Alphaville, em Barueri, entra nessa leitura como alternativa metropolitana: imóveis maiores, público de famílias e de quem trabalha no próprio polo empresarial, com uma dinâmica de preços diferente da capital. Para o investidor, o raciocínio se repete em qualquer praça, seja na Zona Sul de São Paulo, na Savassi em Belo Horizonte ou nos condomínios de Alphaville. A valorização do aluguel só vira negócio bom quando o preço de entrada foi razoável e a vacância da região é baixa, e é por isso que estudar o bairro de perto vale mais do que perseguir a manchete do ano.

Por que valorização não é tudo

O erro clássico é escolher cidade ou bairro só pela manchete de "mais valorizou". O que enche o bolso é a rentabilidade líquida, e ela depende de três coisas além do preço do aluguel:

  1. Preço que você pagou pelo imóvel, porque ele é o denominador da conta.
  2. Vacância real da região, ou seja, quantos meses o imóvel fica parado por ano.
  3. Custos que comem o rendimento: condomínio, IPTU, manutenção e reformas entre inquilinos.

Um bairro com aluguel mediano, baixa vacância e imóvel comprado a preço justo costuma render mais, no líquido, do que a estrela do ano com imóvel supervalorizado. Para colocar isso à prova, vale comparar temporada e aluguel tradicional e ver o que rende mais em 2026. Uma gestão que precifica com dados e mantém a ocupação alta ajuda a capturar essa valorização em vez de assistir de fora, e é o foco de quem cuida de imóveis para render. Mais análises estão na categoria de investir.

Valorização de aluguel é boa notícia para quem já tem imóvel e sinal de demanda firme para quem vai investir. Só não confunda o número da manchete com o número que sobra no fim do mês. Olhe o líquido, a vacância e o preço de entrada antes de decidir.

Perguntas frequentes

Qual cidade valorizou mais o aluguel em 2026?

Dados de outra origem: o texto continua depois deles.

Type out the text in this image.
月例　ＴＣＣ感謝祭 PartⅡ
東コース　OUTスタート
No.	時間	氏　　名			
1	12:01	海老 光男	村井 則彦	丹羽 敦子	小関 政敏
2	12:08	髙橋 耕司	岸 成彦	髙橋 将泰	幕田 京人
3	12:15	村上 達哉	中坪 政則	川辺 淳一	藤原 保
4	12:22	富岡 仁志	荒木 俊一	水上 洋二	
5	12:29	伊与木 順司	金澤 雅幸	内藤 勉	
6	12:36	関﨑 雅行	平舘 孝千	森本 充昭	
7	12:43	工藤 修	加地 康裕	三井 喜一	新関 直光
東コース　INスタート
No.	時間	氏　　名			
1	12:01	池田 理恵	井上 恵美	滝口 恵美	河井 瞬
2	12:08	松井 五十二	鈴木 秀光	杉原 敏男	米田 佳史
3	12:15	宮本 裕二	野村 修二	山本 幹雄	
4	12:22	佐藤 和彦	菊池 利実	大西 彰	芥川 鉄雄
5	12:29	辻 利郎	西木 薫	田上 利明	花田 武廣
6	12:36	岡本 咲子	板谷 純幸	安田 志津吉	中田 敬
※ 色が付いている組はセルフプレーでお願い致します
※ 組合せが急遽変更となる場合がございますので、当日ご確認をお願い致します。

Entre as capitais com dados de mercado disponíveis, Belo Horizonte se destacou com alta em torno de 11% em doze meses e desconto pequeno na negociação, sinal de baixa vacância. O aluguel residencial subiu acima da inflação de forma geral no país.

Vale a pena investir em imóvel para alugar em 2026?

Pode valer, já que a rentabilidade média do aluguel ficou perto de 6% ao ano e o mercado está aquecido. Mas o resultado depende do preço de compra, da vacância da região e dos custos. Olhe o rendimento líquido, não só a valorização.

O aluguel subiu mais que a inflação?

Sim. O acumulado do aluguel residencial no ano até abril de 2026 ficou acima da inflação do período, conforme índices de mercado. Isso pressiona o orçamento de quem aluga e favorece quem tem imóvel bem localizado.